1. What are diversity receivers?
In wireless microphone applications, diversity receivers are often used to improve reception of RF signals. A diversity receiver utilizes two separate, independent antenna systems. The receiver looks at the signal coming in from each antenna, and determines which one is the stronger. It then switches to that stronger signal. The receiver is constantly comparing to see which antenna is providing the better signal, and can quickly switch from one to the other as signal strength changes.
2. What is MRC receiver?
In telecommunications, maximum-ratio combining (MRC) is a method of diversity combining in which:
1. the signals from each channel are added together,
2. the gain of each channel is made proportional to the RMS signal level and inversely proportional to the mean square noise level in that channel.

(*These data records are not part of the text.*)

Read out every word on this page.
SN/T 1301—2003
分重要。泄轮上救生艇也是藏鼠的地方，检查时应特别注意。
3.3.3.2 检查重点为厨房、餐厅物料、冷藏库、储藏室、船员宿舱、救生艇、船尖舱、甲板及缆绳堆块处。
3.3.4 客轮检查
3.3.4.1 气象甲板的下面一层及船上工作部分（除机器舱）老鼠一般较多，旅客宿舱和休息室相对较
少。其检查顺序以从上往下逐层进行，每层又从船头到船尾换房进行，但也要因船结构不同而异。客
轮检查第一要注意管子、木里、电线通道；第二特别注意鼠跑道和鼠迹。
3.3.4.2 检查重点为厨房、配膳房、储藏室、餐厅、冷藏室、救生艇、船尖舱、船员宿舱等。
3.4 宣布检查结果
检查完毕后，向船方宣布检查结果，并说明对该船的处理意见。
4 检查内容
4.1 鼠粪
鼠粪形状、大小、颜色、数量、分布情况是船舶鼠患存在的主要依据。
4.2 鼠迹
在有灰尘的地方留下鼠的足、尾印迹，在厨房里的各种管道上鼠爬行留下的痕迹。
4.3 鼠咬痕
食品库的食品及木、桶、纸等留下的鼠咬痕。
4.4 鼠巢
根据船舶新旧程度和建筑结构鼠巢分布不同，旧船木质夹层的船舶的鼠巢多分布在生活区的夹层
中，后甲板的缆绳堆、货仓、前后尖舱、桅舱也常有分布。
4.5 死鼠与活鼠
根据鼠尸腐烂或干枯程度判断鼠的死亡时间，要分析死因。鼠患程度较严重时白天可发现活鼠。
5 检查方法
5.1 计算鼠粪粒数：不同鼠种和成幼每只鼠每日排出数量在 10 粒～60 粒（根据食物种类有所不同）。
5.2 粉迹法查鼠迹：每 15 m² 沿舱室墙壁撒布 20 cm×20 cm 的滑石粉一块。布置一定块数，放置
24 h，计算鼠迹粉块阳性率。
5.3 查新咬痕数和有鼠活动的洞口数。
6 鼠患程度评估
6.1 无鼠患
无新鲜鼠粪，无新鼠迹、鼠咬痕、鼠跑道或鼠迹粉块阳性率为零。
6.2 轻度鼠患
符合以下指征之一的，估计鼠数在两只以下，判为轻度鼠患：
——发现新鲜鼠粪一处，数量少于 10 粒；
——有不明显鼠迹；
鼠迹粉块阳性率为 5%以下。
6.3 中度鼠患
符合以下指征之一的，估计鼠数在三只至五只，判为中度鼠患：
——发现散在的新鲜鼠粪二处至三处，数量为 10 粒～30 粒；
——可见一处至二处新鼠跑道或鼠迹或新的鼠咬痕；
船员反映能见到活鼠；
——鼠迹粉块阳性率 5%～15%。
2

3. different proportionality constants are used for each channel.
It is also known as ratio-squared combining and redetection combining. Maximum-ratio combining is the optimum combiner for independent additive white Gaussian noise channels. MRC can restore a signal to its original shape. MRC has also been found in the field of neuroscience, where it has been shown that neurons in the retina scale their dependence on two sources of input in proportion to the signal-to-noise ratio of the inputs.
3. What is the purpose of rake receiver?
A Rake Receiver is a radio receiver which is designed for the purpose to counter the effects of multipath fading. Due to reflections from multiple obstacles in the environment, the radio channel can consist of multiple copies of the transmitted signal having different amplitude, phases or delays.

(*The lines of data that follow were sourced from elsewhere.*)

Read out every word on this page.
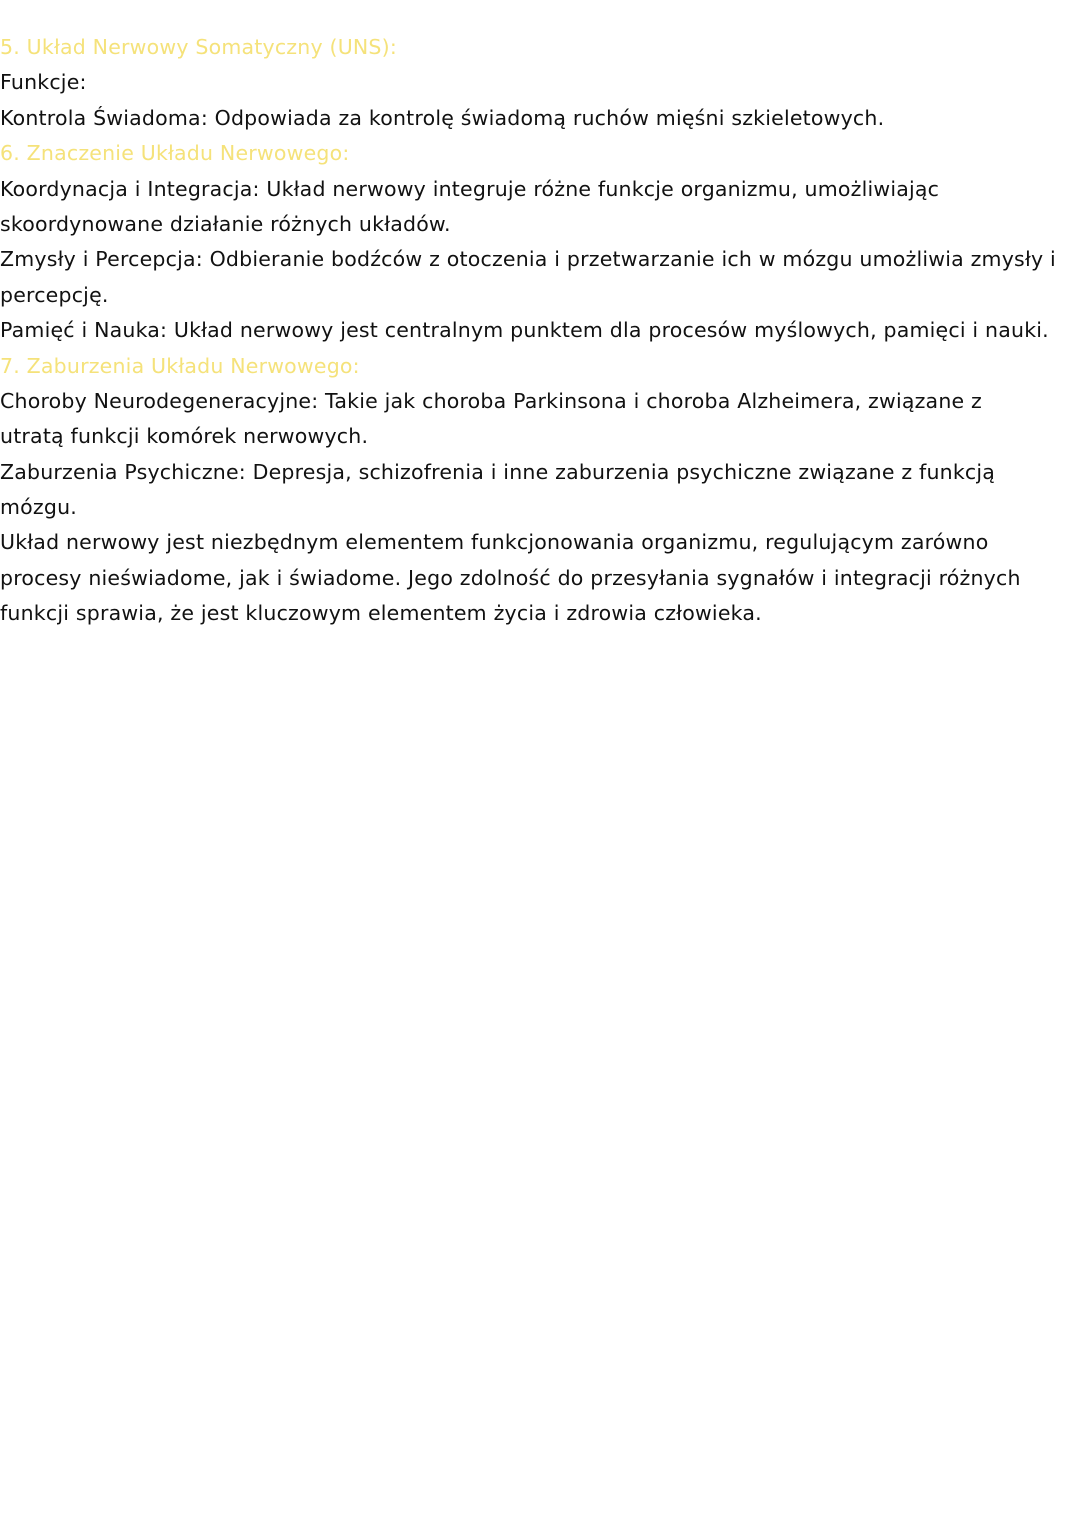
5. Układ Nerwowy Somatyczny (UNS):
Funkcje:
Kontrola Świadoma: Odpowiada za kontrolę świadomą ruchów mięśni szkieletowych.
6. Znaczenie Układu Nerwowego:
Koordynacja i Integracja: Układ nerwowy integruje różne funkcje organizmu, umożliwiając
skoordynowane działanie różnych układów.
Zmysły i Percepcja: Odbieranie bodźców z otoczenia i przetwarzanie ich w mózgu umożliwia zmysły i
percepcję.
Pamięć i Nauka: Układ nerwowy jest centralnym punktem dla procesów myślowych, pamięci i nauki.
7. Zaburzenia Układu Nerwowego:
Choroby Neurodegeneracyjne: Takie jak choroba Parkinsona i choroba Alzheimera, związane z
utratą funkcji komórek nerwowych.
Zaburzenia Psychiczne: Depresja, schizofrenia i inne zaburzenia psychiczne związane z funkcją
mózgu.
Układ nerwowy jest niezbędnym elementem funkcjonowania organizmu, regulującym zarówno
procesy nieświadome, jak i świadome. Jego zdolność do przesyłania sygnałów i integracji różnych
funkcji sprawia, że jest kluczowym elementem życia i zdrowia człowieka.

A rake receiver can resolve this issue and combine them. For this purpose, several sub-receivers are used which are known as "fingers". The idea of a basic rake receiver was first proposed by Price and Green.
4. What is basic principle of working of rake receiver?
The Rake receiver uses a multipath diversity principle. When the signal travels from transmit end to the receive end, it will go through multiple paths. This results into multiple versions of the transmit signals received at the receiver. Each of these signals will have different attenuations and path delays. A rake receiver can detect these different signals separately. These signals are then combined, using the diversity technique called maximum ratio combining. A RAKE receiver rakes through a given time-window and searches for different delayed versions of the same signal. It then employs a variety of techniques to use the different images to decode the signal, rather than using a single image.